Alegada foto de Dionísio durante o internamento


2 de Janeiro, segunda-feira.
- Cheguei no dia 27 ao fim da manhã. Comigo entrou uma tal Matilde.
- Na mesma furgoneta em que viemos saíram quatro, cerviz derrotada, passos lentos, olhar vagaroso como quem vai sem destino anunciado. Disseram-nos que iam para a consulta externa. A Matilde também duvidou.

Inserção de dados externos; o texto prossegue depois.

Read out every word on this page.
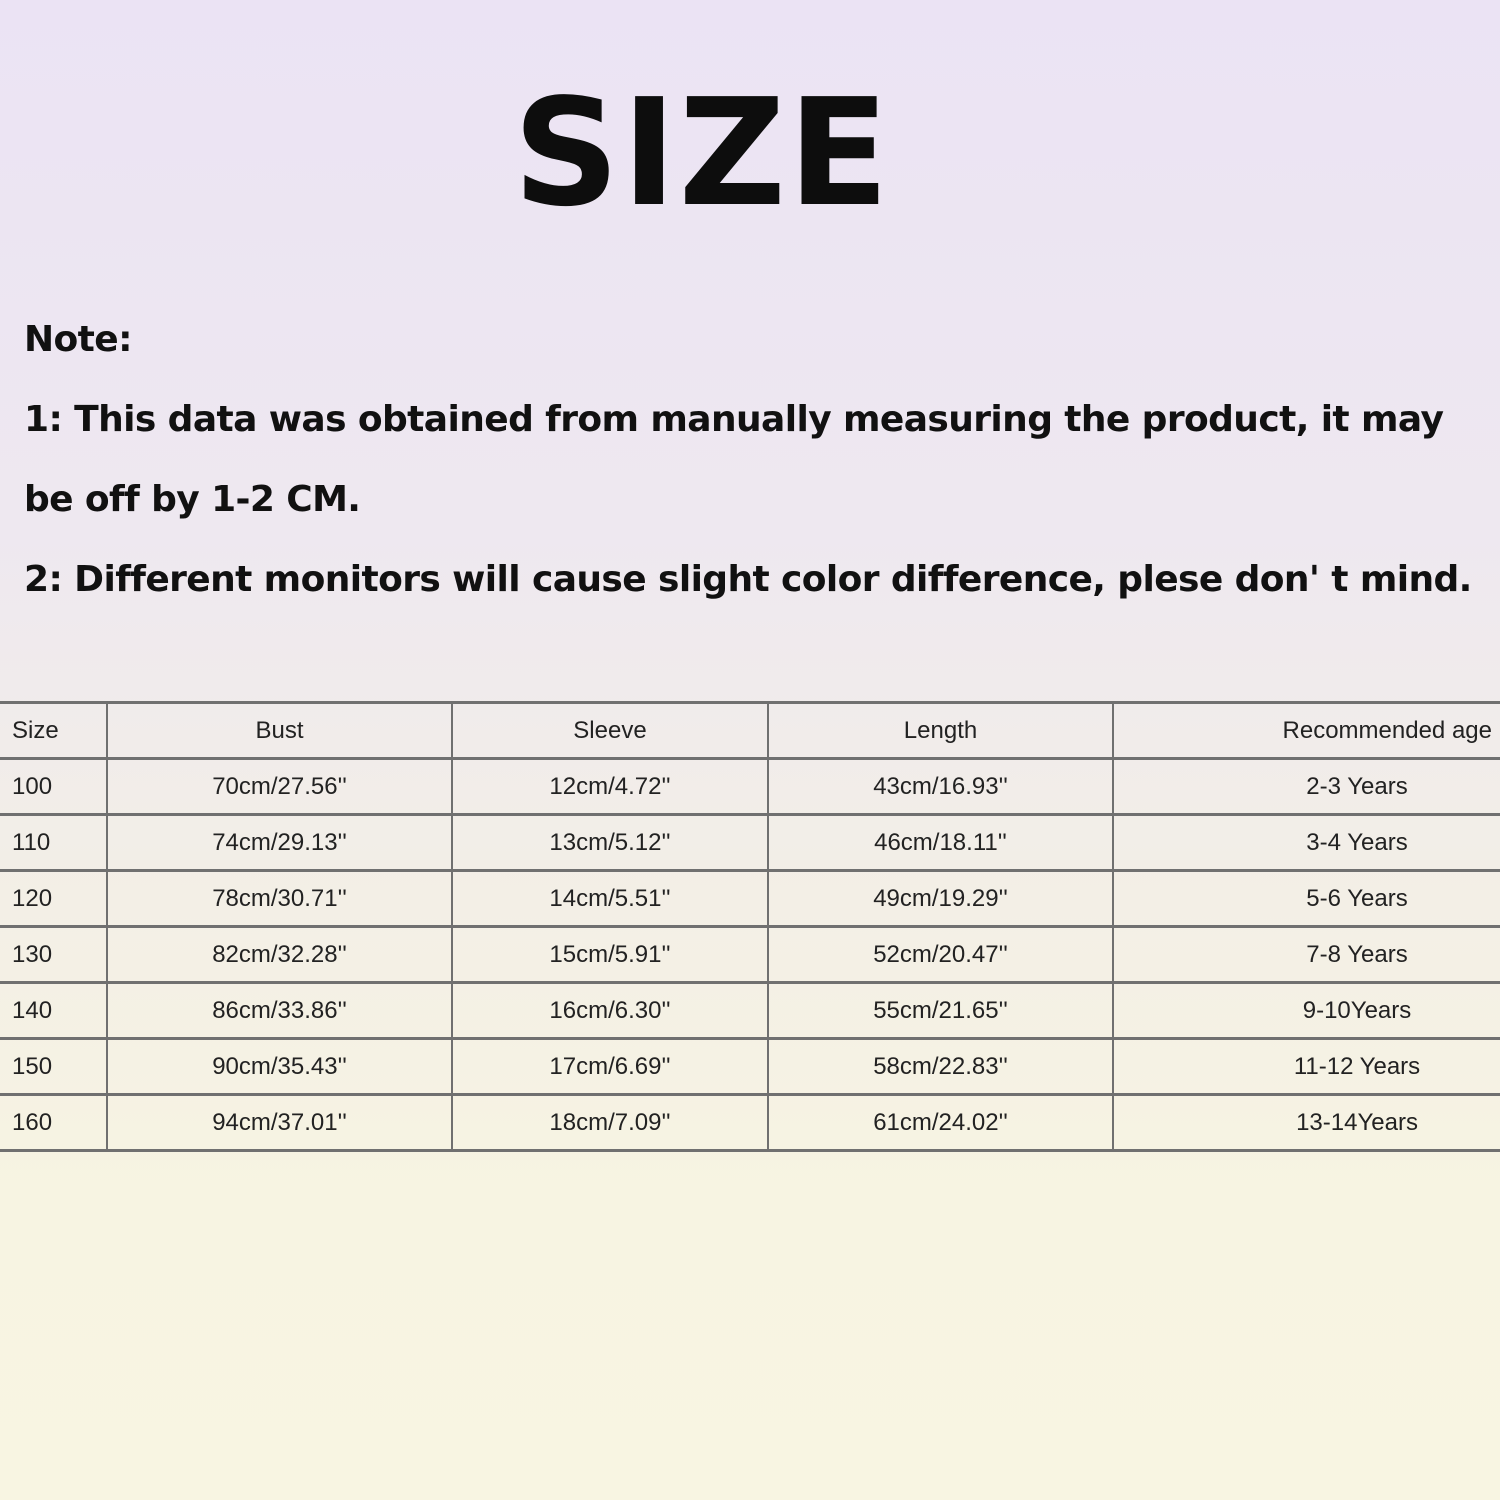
SIZE
Note:
1: This data was obtained from manually measuring the product, it may
be off by 1-2 CM.
2: Different monitors will cause slight color difference, plese don' t mind.
Size	Bust	Sleeve	Length	Recommended age
100	70cm/27.56''	12cm/4.72''	43cm/16.93''	2-3 Years
110	74cm/29.13''	13cm/5.12''	46cm/18.11''	3-4 Years
120	78cm/30.71''	14cm/5.51''	49cm/19.29''	5-6 Years
130	82cm/32.28''	15cm/5.91''	52cm/20.47''	7-8 Years
140	86cm/33.86''	16cm/6.30''	55cm/21.65''	9-10Years
150	90cm/35.43''	17cm/6.69''	58cm/22.83''	11-12 Years
160	94cm/37.01''	18cm/7.09''	61cm/24.02''	13-14Years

- A recepção foi feita pela empregada Ilda, um virago autoritário faz-tudo e manda-tudo que nos despejou as ordens e os utensílios necessários no aquartelamento. É verdade; isto parece mais um aquartelamento do que uma casa de repouso ou, “Comunidade Terapêutica”!, como já lhe ouvi chamar. Tem quartos partilhados para dois ou mais, refeitório com self-service, casas de banho colectivas, sala de estar com televisão e. Um piano! Um piano, senhoras e senhores… Quem será o maluco que sabe música?! Ah-Ah-Ah… Só lhe falta um bar de caserna com baralhos de cartas e dominós. Também tem um pátio interno para quem está confinado, e o jardim, quando está Sol, é para todos os bem comportados. A televisão só dá filmes; nada de notícias do exterior. Às quintas temos projecção. E vivó luxo! Ah-Ah-Ah…
Correcção. Parece mais uma prisão do que um aquartelamento.
 - Hoje conheci a dra. Helena. Primeira consulta a que chamou, “de acolhimento”. Deve ser graça. Quer saber tudo além do que está na ficha de internamento e do relatório. Eu sei lá o que ela quer que lhe diga. Não gostei nada daqueles olhos parados; como quem me mirava os miolos à procura de poeiras estranhas, insondáveis confissões, memórias entranhadas. Incomodativa, pronto. Depois rabiscava qualquer coisa e lá voltava ao mesmo, parece que estávamos a jogar ao sério; intimidante, desconfortável. Depois da crise do Natal eles acharam melhor que viesse para tratamento; disse-lhe já com o suor a escorrer pelas pernas. «Crise do Natal?!», perguntou. Sim. E lá lhe contei o que ela parecia já saber tais foram as perguntas complementares. Depois levantou-se, olhou-me outra vez de frente e disse «Estes cadernos, todos têm um, são um indicador para “análise de tratamento” do dr. Saavedra e serão utilizados como diário para que possamos monitorizar os vossos progressos. Deve ser mostrado a cada consulta, com o registo do que entender ser importante em cada dia para evoluirmos em conjunto.».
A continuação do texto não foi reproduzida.